Chief Justice Roberts’ concurrence was terse, at just over two pages. He noted that the restrictions on church services are more like those the executive order imposes on theatrical performances and movie theaters, where people gather in close proximity for extended periods of time. By contrast, religious services are dissimilar to grocery shopping and other commercial interactions, which are brief and transient, involving minimal contact between individuals. He specifically defers to “politically accountable officials” to make assessments on areas “fraught with medical and scientific uncertainty” where there are “changing facts on the ground.”
Justice Kavanaugh’s dissent notes the special deference accorded to religious observance and restates that the state must have a “compelling governmental interest” and create only restrictions “narrowly tailored” to achieve that interest. He reasons that worship services are treated more restrictively under the governor’s order than “comparable secular businesses” and so it “indisputably discriminates against religion” — language that the chief justice specifically disputes in the concluding paragraph of his concurrence.
A review of Gov. Newsom’s order on churches certainly does not reflect arbitrariness. The 13-page guidelines created by his Department of Public Health are detailed, refer frequently to Centers for Disease Control and Prevention (CDC) guidelines, and were drafted with input from interfaith leaders. In some ways they give houses of worship a great deal of discretion; other than the density guidelines, they leave most matters to their judgment, while encouraging a continuation of remote services for three more weeks.

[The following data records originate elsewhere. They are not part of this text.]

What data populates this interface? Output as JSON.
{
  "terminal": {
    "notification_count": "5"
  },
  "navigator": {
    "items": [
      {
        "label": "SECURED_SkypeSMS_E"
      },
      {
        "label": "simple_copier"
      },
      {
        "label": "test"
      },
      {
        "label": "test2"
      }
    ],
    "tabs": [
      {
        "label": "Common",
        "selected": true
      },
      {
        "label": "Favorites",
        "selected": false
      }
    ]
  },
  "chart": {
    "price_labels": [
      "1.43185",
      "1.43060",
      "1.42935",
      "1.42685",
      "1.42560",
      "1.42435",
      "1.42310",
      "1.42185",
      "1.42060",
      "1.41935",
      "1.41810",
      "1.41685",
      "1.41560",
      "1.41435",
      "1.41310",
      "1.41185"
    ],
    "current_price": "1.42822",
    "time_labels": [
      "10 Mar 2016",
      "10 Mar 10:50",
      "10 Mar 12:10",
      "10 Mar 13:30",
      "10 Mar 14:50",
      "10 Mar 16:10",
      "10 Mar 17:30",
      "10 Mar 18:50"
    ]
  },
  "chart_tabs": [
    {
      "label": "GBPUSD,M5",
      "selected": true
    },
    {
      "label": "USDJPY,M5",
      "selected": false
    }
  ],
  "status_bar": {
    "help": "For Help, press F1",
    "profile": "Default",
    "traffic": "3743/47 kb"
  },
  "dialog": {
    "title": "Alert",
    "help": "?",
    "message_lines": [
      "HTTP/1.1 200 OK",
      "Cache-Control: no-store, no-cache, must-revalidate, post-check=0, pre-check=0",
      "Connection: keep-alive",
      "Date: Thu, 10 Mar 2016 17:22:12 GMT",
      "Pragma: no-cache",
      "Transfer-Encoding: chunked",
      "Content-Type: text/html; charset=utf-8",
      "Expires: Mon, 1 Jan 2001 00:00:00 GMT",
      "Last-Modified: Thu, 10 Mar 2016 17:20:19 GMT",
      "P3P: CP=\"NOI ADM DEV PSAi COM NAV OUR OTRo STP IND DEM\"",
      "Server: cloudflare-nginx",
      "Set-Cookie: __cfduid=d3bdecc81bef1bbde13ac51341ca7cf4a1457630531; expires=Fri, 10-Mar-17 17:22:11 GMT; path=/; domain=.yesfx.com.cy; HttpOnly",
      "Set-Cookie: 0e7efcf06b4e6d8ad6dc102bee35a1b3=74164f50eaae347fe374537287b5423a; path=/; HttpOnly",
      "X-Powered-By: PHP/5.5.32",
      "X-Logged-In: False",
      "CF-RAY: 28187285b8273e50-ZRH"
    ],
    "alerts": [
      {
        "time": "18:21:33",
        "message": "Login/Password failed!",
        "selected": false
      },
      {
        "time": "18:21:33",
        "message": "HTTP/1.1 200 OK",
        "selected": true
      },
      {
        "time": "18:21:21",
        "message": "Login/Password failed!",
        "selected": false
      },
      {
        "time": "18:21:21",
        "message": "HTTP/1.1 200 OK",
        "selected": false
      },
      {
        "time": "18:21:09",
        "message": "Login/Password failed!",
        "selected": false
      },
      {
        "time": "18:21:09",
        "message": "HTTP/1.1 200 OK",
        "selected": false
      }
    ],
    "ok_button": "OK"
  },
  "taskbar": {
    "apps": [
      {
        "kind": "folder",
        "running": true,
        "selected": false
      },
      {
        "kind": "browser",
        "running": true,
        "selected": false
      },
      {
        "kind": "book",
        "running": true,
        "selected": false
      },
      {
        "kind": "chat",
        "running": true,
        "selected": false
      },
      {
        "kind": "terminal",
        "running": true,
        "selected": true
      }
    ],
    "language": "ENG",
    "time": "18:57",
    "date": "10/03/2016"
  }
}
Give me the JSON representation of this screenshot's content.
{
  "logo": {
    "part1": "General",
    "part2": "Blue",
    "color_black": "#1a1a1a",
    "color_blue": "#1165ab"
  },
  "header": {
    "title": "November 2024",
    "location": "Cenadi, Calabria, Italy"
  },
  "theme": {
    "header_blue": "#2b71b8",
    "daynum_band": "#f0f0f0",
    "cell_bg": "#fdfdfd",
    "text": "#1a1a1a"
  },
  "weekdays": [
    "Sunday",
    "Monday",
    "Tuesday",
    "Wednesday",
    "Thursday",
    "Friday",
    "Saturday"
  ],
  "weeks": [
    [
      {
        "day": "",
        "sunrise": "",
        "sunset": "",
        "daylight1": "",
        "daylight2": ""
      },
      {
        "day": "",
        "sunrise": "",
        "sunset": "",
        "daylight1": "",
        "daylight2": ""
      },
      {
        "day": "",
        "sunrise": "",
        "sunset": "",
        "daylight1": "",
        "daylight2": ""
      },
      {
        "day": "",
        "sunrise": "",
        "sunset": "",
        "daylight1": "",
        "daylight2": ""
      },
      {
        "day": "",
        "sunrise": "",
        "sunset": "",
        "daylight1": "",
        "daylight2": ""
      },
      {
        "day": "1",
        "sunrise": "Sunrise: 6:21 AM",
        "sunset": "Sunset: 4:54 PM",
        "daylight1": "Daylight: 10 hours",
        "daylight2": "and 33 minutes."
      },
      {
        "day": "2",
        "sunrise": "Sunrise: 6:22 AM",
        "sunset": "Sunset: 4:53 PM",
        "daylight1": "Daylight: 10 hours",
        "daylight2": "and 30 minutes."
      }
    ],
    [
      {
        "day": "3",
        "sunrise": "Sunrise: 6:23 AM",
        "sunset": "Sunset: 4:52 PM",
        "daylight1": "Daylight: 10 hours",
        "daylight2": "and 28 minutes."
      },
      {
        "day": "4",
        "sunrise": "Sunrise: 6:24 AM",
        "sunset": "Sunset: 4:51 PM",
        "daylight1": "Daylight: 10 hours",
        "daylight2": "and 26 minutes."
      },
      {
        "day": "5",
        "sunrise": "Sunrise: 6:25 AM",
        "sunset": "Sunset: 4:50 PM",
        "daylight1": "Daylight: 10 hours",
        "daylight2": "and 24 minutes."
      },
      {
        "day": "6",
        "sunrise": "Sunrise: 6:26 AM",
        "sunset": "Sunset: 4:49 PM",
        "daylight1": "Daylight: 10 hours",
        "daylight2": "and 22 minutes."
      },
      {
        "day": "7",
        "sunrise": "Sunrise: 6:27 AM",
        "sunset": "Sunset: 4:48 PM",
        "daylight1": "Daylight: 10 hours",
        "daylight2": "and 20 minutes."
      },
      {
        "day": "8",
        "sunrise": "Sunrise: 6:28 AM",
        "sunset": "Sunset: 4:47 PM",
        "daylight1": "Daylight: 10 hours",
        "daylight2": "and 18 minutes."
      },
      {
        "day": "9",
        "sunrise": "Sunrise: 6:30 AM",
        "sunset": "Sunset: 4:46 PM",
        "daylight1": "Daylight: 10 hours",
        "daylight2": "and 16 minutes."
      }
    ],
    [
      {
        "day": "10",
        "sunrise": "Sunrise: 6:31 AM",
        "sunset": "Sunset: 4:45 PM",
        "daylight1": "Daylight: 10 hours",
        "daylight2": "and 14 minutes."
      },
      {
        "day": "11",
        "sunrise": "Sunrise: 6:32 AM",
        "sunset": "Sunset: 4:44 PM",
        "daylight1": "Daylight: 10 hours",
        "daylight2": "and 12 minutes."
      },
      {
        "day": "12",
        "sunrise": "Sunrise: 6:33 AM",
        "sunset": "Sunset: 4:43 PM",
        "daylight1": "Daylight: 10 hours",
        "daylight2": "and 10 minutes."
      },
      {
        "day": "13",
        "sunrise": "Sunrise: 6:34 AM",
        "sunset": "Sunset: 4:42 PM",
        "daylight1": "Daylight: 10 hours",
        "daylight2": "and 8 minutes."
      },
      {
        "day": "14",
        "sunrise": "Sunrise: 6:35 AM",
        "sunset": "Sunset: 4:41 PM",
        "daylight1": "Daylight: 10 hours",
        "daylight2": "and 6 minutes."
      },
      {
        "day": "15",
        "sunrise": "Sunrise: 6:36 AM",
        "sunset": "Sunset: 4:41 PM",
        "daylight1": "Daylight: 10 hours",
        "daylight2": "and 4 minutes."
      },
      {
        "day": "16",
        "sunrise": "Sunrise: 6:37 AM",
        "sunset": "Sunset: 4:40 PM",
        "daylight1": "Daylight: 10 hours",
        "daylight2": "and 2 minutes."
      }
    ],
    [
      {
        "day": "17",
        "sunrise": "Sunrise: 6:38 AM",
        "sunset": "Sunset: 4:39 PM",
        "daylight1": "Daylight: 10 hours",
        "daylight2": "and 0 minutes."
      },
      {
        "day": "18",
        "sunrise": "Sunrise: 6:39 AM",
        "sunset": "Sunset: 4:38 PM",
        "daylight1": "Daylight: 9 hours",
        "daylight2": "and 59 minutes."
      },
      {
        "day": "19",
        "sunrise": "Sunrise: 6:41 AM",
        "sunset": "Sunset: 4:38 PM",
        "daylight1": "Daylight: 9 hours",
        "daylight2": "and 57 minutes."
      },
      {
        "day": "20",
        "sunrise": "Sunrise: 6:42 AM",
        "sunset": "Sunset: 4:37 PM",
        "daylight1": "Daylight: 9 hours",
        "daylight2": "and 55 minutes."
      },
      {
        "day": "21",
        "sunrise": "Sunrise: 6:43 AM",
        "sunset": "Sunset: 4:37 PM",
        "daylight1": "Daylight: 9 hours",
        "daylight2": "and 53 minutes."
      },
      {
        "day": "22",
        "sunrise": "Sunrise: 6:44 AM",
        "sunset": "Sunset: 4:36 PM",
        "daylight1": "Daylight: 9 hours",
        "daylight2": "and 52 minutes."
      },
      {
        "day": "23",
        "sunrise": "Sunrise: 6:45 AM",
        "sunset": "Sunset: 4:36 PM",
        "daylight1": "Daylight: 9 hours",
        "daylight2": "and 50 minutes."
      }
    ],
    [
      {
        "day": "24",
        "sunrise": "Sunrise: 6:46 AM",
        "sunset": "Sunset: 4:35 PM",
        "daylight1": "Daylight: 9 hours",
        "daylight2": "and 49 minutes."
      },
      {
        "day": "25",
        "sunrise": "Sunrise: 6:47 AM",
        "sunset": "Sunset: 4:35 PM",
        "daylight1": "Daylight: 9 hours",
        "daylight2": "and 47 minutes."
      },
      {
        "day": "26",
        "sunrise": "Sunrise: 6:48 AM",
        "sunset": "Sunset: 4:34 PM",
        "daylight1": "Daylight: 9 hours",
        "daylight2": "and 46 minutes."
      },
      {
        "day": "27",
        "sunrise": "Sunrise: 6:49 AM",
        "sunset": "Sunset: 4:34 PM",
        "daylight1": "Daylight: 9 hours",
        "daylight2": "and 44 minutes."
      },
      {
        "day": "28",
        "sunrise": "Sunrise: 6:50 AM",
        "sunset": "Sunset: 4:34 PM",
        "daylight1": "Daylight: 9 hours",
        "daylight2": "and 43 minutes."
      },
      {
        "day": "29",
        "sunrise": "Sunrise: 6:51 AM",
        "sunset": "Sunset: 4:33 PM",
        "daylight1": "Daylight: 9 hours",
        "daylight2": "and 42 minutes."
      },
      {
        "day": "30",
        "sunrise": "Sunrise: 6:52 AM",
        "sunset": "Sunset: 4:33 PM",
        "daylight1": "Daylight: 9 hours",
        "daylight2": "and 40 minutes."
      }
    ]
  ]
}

This is distinct from the specific directives for other sectors and the detailed executive orders in states such as North Carolina and Ohio.
The chief justice’s commonsense approach gives a nod to several instances of “super spread” of COVID-19 at church services in Arkansas, California and Kentucky. In Washington, where Justice Roberts works, the revelation that its pastor tested positive for the virus led dozens of parishioners of Christ Church to voluntarily quarantine themselves in March, early in the pandemic’s U.S. spread. This factual backdrop, not cited by the dissent, undermines with facts the claim that church services and grocery runs are indistinguishable as potential sources of infection.
The dissenting opinion also fails to address what appears to be another key factual issue: how much of a burden the California restriction imposes. Does the South Bay United Pentecostal Church host more than 100 people on Pentecost Sunday? Could it have staggered services to accommodate more? Without answers, the position of the dissent seems more polemical than practical.
Pentecost has come and gone as of the writing of this post, and the governor’s office in California — like most state and local governments — is working with businesses and houses of worship to open them as quickly as is consistent with safety.
The Supreme Court’s guidance on who leads in this public health response is good news and allows communities to get back to the business at hand. Rather than retreating to polarizing ideological positions, faith leaders at churches such as South Bay should engage in a dialogue based on goodwill with government leaders who are pledged to preserve life and health, a value that U.S. houses of worship surely share.
Meryl J. Chertoff is the executive director of Georgetown Project on State and Local Government Policy and Law and an adjunct professor of law at Georgetown Law.